Monday, April 30, 2007

342

Marlon may throw his bag as hard as he might. Marlon may run from the apartment to scream. Marlon may punch the person next to him as hard as he wants, then watch their nose explode in tiny rivlets of blood and oblivion. Marlon may stare into the mirror, at least for now.

A journey to Crapcago requires the heaviest of boots and the roughest sense of innocence- almost innocence unawares. No journey is ever made with just the destination in mind, but then what trip is ever made with a real sense of finality? By that sense, what dreams may come are not the yieldings of our journey?

In the second floor by some stop on the way, Marlon met Despair. A loathing creature self set by lockjaw clumped down upon his final meal. Stuck with that bittersweet succulence that was the last chosen meal and now the only taste he will have for the rest of his life.

Despair hefts up his dog, Ignorance, by the ears to display for Marlon. The dog, for her part, can’t divorce the perma-smile on her face.
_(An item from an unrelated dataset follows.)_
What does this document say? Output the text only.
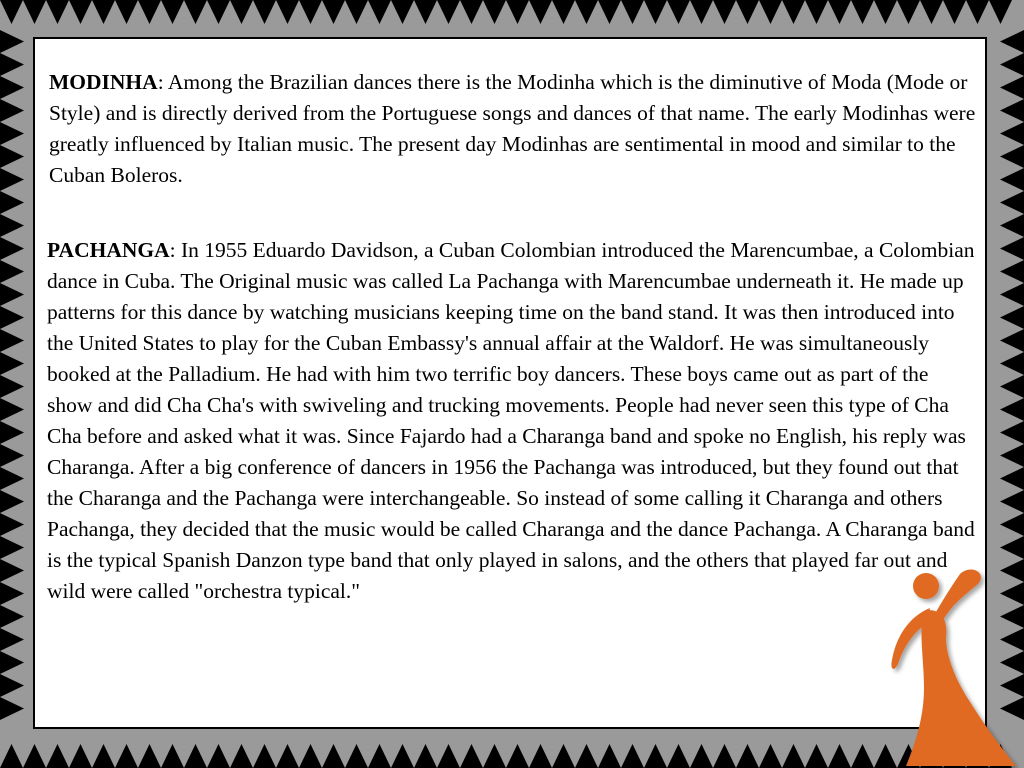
MODINHA: Among the Brazilian dances there is the Modinha which is the diminutive of Moda (Mode or Style) and is directly derived from the Portuguese songs and dances of that name. The early Modinhas were greatly influenced by Italian music. The present day Modinhas are sentimental in mood and similar to the Cuban Boleros.

PACHANGA: In 1955 Eduardo Davidson, a Cuban Colombian introduced the Marencumbae, a Colombian dance in Cuba. The Original music was called La Pachanga with Marencumbae underneath it. He made up patterns for this dance by watching musicians keeping time on the band stand. It was then introduced into the United States to play for the Cuban Embassy's annual affair at the Waldorf. He was simultaneously booked at the Palladium. He had with him two terrific boy dancers. These boys came out as part of the show and did Cha Cha's with swiveling and trucking movements. People had never seen this type of Cha Cha before and asked what it was. Since Fajardo had a Charanga band and spoke no English, his reply was Charanga. After a big conference of dancers in 1956 the Pachanga was introduced, but they found out that the Charanga and the Pachanga were interchangeable. So instead of some calling it Charanga and others Pachanga, they decided that the music would be called Charanga and the dance Pachanga. A Charanga band is the typical Spanish Danzon type band that only played in salons, and the others that played far out and wild were called "orchestra typical."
Her yap screams out welcomes to him in a voice hoarse of a happiness deserted long ago.

Despair draws on the joystick through the open hole in his throat; the ember glows golden, then Despair moves the joystick, carving the humid and hollow air into words.
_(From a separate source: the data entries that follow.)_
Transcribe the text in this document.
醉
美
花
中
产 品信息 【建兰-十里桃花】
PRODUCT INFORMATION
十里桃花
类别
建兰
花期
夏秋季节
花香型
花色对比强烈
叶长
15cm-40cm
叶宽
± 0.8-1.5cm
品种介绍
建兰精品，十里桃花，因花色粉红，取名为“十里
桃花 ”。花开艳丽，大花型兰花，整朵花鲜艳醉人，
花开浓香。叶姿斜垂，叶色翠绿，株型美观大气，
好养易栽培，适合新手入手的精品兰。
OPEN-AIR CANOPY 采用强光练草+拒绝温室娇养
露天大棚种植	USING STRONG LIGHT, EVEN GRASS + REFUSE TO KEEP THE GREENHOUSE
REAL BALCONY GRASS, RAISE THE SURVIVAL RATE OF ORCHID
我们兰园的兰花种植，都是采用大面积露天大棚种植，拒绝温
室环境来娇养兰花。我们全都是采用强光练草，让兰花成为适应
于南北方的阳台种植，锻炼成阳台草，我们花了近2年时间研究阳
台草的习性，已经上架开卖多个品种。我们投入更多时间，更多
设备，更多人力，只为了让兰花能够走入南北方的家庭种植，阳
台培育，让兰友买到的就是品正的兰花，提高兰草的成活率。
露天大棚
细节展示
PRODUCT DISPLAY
-If I could put her away from her misery, I would. I don’t know which of us is more miserable. Neither I nor she want it; neither I nor she could leave. Here and now is all I have. There is no future. There is no past. Only the here exists for me.
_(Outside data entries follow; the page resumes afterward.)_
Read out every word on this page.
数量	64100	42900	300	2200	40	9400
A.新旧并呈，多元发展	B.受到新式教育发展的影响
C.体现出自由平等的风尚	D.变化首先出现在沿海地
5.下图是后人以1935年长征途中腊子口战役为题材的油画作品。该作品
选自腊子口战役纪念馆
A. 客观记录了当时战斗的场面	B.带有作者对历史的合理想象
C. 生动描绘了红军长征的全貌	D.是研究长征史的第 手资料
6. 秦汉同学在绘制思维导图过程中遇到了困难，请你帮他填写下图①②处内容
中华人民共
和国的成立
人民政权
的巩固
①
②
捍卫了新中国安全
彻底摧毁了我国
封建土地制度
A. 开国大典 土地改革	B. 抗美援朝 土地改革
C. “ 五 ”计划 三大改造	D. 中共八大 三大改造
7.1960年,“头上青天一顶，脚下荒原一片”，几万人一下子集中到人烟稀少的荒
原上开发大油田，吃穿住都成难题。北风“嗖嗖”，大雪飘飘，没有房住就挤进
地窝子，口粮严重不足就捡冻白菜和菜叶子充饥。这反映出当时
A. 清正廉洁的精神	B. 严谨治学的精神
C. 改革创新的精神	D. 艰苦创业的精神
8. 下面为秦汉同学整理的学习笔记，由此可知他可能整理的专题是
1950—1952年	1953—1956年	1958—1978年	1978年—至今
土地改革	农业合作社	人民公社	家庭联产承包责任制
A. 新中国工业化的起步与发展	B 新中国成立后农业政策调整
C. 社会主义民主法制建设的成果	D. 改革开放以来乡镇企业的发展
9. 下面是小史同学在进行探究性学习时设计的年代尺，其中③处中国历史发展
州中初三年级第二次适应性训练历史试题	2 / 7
And each night Despair uncoils the noose, and each night the noose goes round his head. Then every morning he wakes afresh to repeat the process.

Marlon takes this memory and all the fresh memories from today and puts them in his box in his living room. The grief, the frustration, the anger, the remorse, the guilt, the despair. He banishes them out of his head and into the box, only to reminisce over them for the briefest of pauses. The humiliation and self loathing that belong to each one of them wink out from underneath the lid. He lowers the cord, then, in and around them in thick circles. He entraps all the misery and debt each one is owed.

Then he shuts the lid; it is all over for the second.